I shake my head and turn to leave because he’s full of shit. My dad would never make me owe him anything.
I’m about out the door when I hear him call to me again. “Tony?” I turn to look at him and he continues in a quieter voice full of meaning. “Happy for you, son.”
I give him my own head lift back. I need to get the hell out of Dodge before I’m forced to make any more heart-felt confessions.
*****
Leigh
“What’s wrong with this one?” I bite my lip to suppress my grin because I don’t think he appreciates I find this even a little amusing.
Tony looks larger than normal because he’s standing in the middle of the very small family room slash bedroom slash dining room of this very small studio apartment looking none too happy. His stance is wide, his arms are crossed, his hair is disheveled and he’s wearing a glare.
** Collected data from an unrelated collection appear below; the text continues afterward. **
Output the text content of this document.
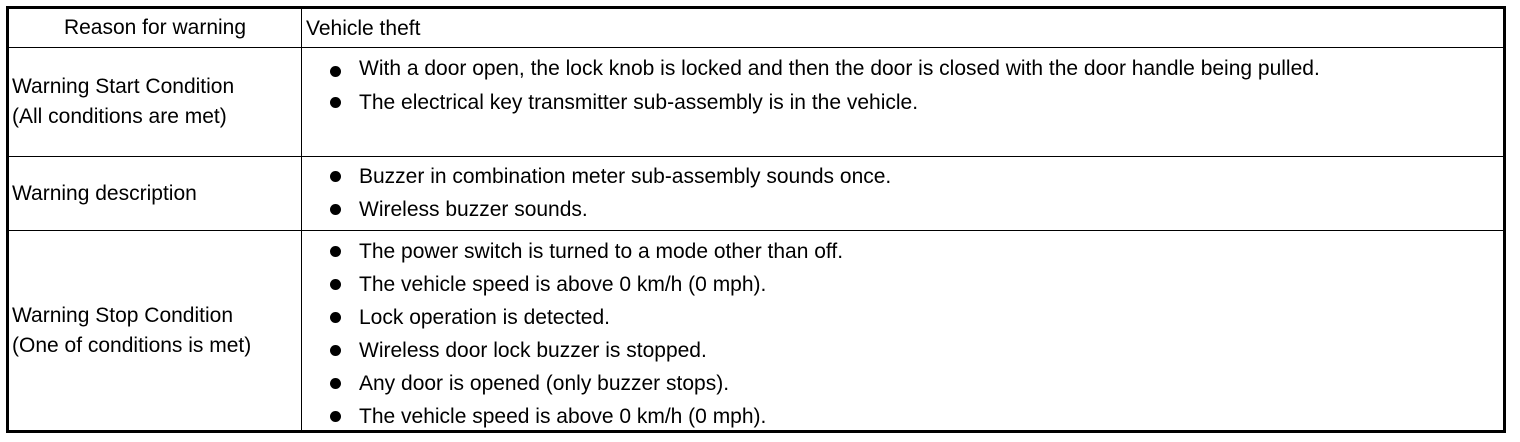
Reason for warning	Vehicle theft
Warning Start Condition
(All conditions are met)
With a door open, the lock knob is locked and then the door is closed with the door handle being pulled.
The electrical key transmitter sub-assembly is in the vehicle.
Warning description
Buzzer in combination meter sub-assembly sounds once.
Wireless buzzer sounds.
Warning Stop Condition
(One of conditions is met)
The power switch is turned to a mode other than off.
The vehicle speed is above 0 km/h (0 mph).
Lock operation is detected.
Wireless door lock buzzer is stopped.
Any door is opened (only buzzer stops).
The vehicle speed is above 0 km/h (0 mph).
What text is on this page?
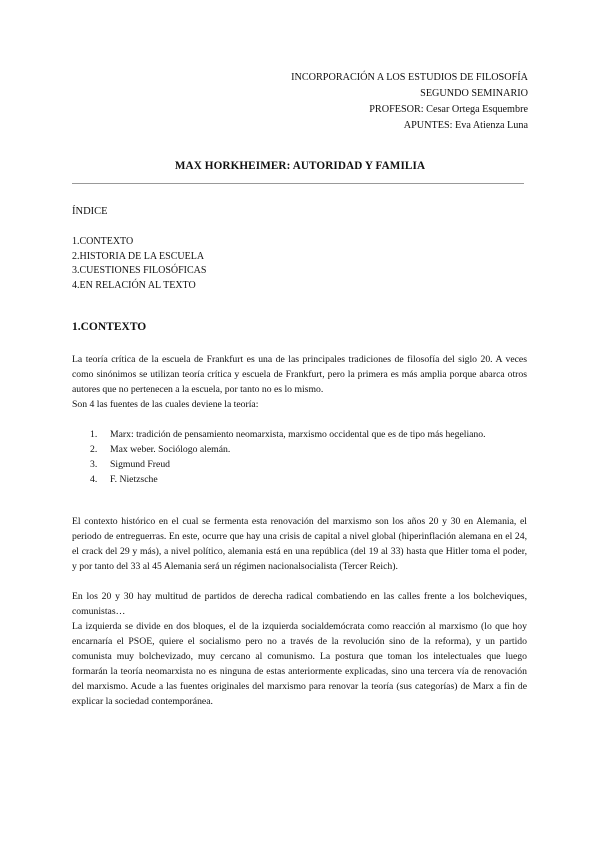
INCORPORACIÓN A LOS ESTUDIOS DE FILOSOFÍA
SEGUNDO SEMINARIO
PROFESOR: Cesar Ortega Esquembre
APUNTES: Eva Atienza Luna
MAX HORKHEIMER: AUTORIDAD Y FAMILIA
ÍNDICE
1.CONTEXTO
2.HISTORIA DE LA ESCUELA
3.CUESTIONES FILOSÓFICAS
4.EN RELACIÓN AL TEXTO
1.CONTEXTO

La teoría crítica de la escuela de Frankfurt es una de las principales tradiciones de filosofía del siglo 20. A veces como sinónimos se utilizan teoría crítica y escuela de Frankfurt, pero la primera es más amplia porque abarca otros autores que no pertenecen a la escuela, por tanto no es lo mismo.

Son 4 las fuentes de las cuales deviene la teoría:

1. Marx: tradición de pensamiento neomarxista, marxismo occidental que es de tipo más hegeliano.
2. Max weber. Sociólogo alemán.
3. Sigmund Freud
4. F. Nietzsche

El contexto histórico en el cual se fermenta esta renovación del marxismo son los años 20 y 30 en Alemania, el periodo de entreguerras. En este, ocurre que hay una crisis de capital a nivel global (hiperinflación alemana en el 24, el crack del 29 y más), a nivel político, alemania está en una república (del 19 al 33) hasta que Hitler toma el poder, y por tanto del 33 al 45 Alemania será un régimen nacionalsocialista (Tercer Reich).

En los 20 y 30 hay multitud de partidos de derecha radical combatiendo en las calles frente a los bolcheviques, comunistas…

La izquierda se divide en dos bloques, el de la izquierda socialdemócrata como reacción al marxismo (lo que hoy encarnaría el PSOE, quiere el socialismo pero no a través de la revolución sino de la reforma), y un partido comunista muy bolchevizado, muy cercano al comunismo. La postura que toman los intelectuales que luego formarán la teoría neomarxista no es ninguna de estas anteriormente explicadas, sino una tercera vía de renovación del marxismo. Acude a las fuentes originales del marxismo para renovar la teoría (sus categorías) de Marx a fin de explicar la sociedad contemporánea.
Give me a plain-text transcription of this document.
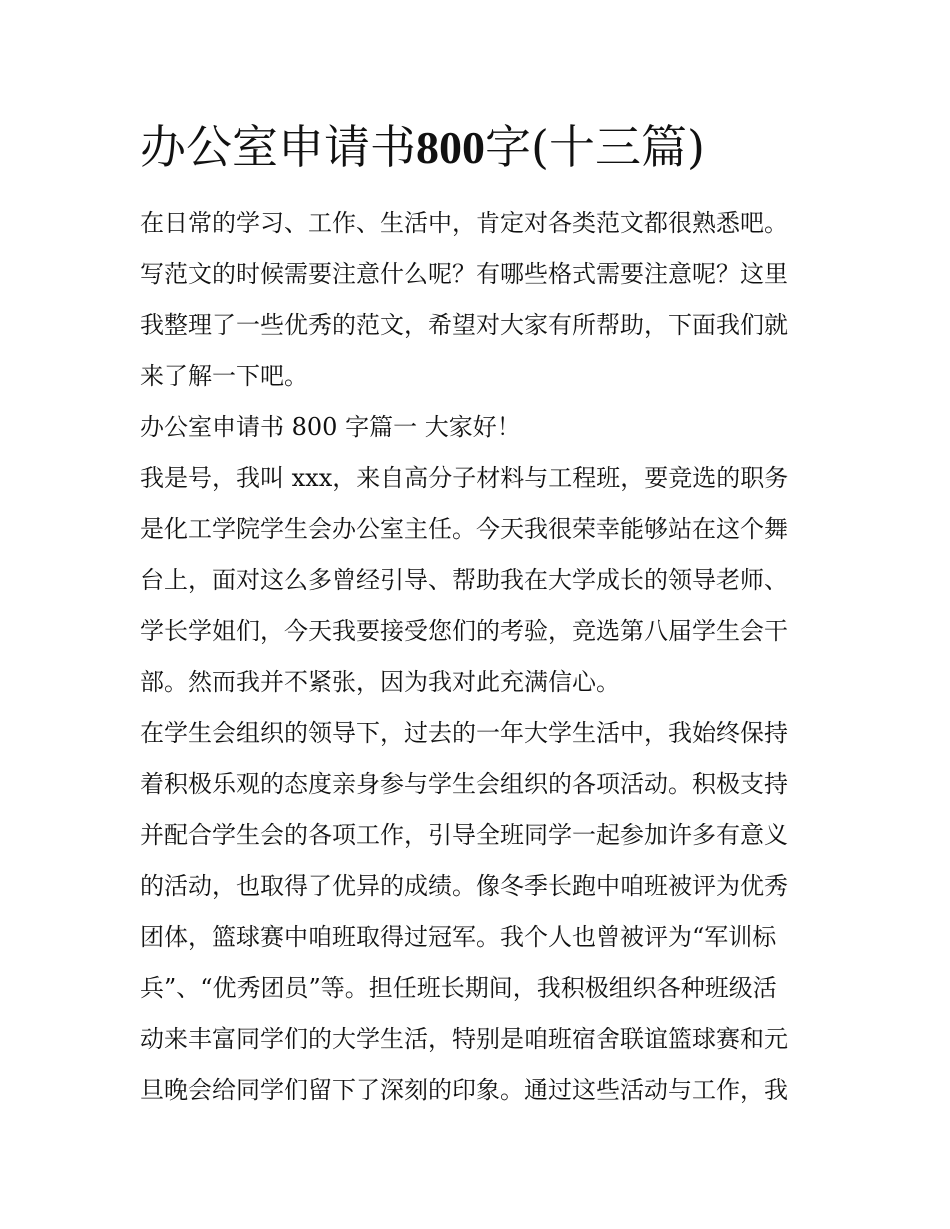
办公室申请书800字(十三篇)
在日常的学习、工作、生活中，肯定对各类范文都很熟悉吧。
写范文的时候需要注意什么呢？有哪些格式需要注意呢？这里
我整理了一些优秀的范文，希望对大家有所帮助，下面我们就
来了解一下吧。
办公室申请书 800 字篇一 大家好！
我是号，我叫 xxx，来自高分子材料与工程班，要竞选的职务
是化工学院学生会办公室主任。今天我很荣幸能够站在这个舞
台上，面对这么多曾经引导、帮助我在大学成长的领导老师、
学长学姐们，今天我要接受您们的考验，竞选第八届学生会干
部。然而我并不紧张，因为我对此充满信心。
在学生会组织的领导下，过去的一年大学生活中，我始终保持
着积极乐观的态度亲身参与学生会组织的各项活动。积极支持
并配合学生会的各项工作，引导全班同学一起参加许多有意义
的活动，也取得了优异的成绩。像冬季长跑中咱班被评为优秀
团体，篮球赛中咱班取得过冠军。我个人也曾被评为“军训标
兵”、“优秀团员”等。担任班长期间，我积极组织各种班级活
动来丰富同学们的大学生活，特别是咱班宿舍联谊篮球赛和元
旦晚会给同学们留下了深刻的印象。通过这些活动与工作，我
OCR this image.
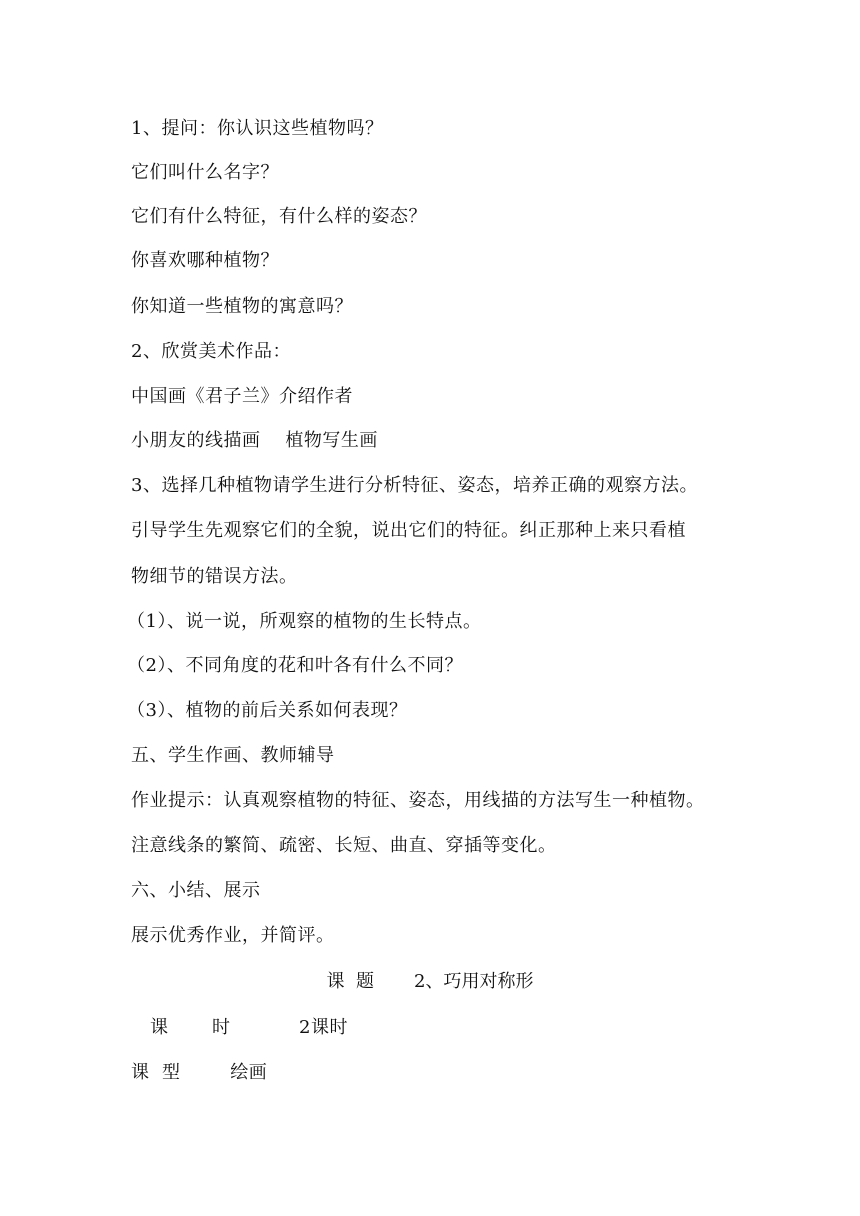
1、提问：你认识这些植物吗？
它们叫什么名字？
它们有什么特征，有什么样的姿态？
你喜欢哪种植物？
你知道一些植物的寓意吗？
2、欣赏美术作品：
中国画《君子兰》介绍作者
小朋友的线描画    植物写生画
3、选择几种植物请学生进行分析特征、姿态，培养正确的观察方法。
引导学生先观察它们的全貌，说出它们的特征。纠正那种上来只看植
物细节的错误方法。
（1）、说一说，所观察的植物的生长特点。
（2）、不同角度的花和叶各有什么不同？
（3）、植物的前后关系如何表现？
五、学生作画、教师辅导
作业提示：认真观察植物的特征、姿态，用线描的方法写生一种植物。
注意线条的繁简、疏密、长短、曲直、穿插等变化。
六、小结、展示
展示优秀作业，并简评。
课  题       2、巧用对称形
课       时           2课时
课  型        绘画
This has been his demeanor since we started my apartment search two hours ago. He’s sullen to say the least and has found something wrong with every apartment we’ve looked at. One was too old, one wasn’t secure enough, one was too far away from the parking and the last one was too far away from his house. This is the fifth, it’s getting late, and I’m hungry.
Tony’s eyes narrow on me as I try not to smile. I’m finding this entertaining because I can tell he’s not happy I’m getting an apartment, but he’s doing his best not to be controlling. Although, his best really isn’t very good and this reminds me of car shopping all over again.
“It’s gated.” I start to tick off the reasons why it’s better than the previous apartments. “It’s brand new. No one has ever lived here before. The parking is really close to the door and it’s only ten minutes from your house.”
“This side of the complex is going fast,” the sales lady adds to my list. She continues her hard sell. “The other side of the complex faces the highway, if you want this one you’ll need to act fast.”
“Can you give us a minute?” Tony asks, in a not too friendly way, I might add.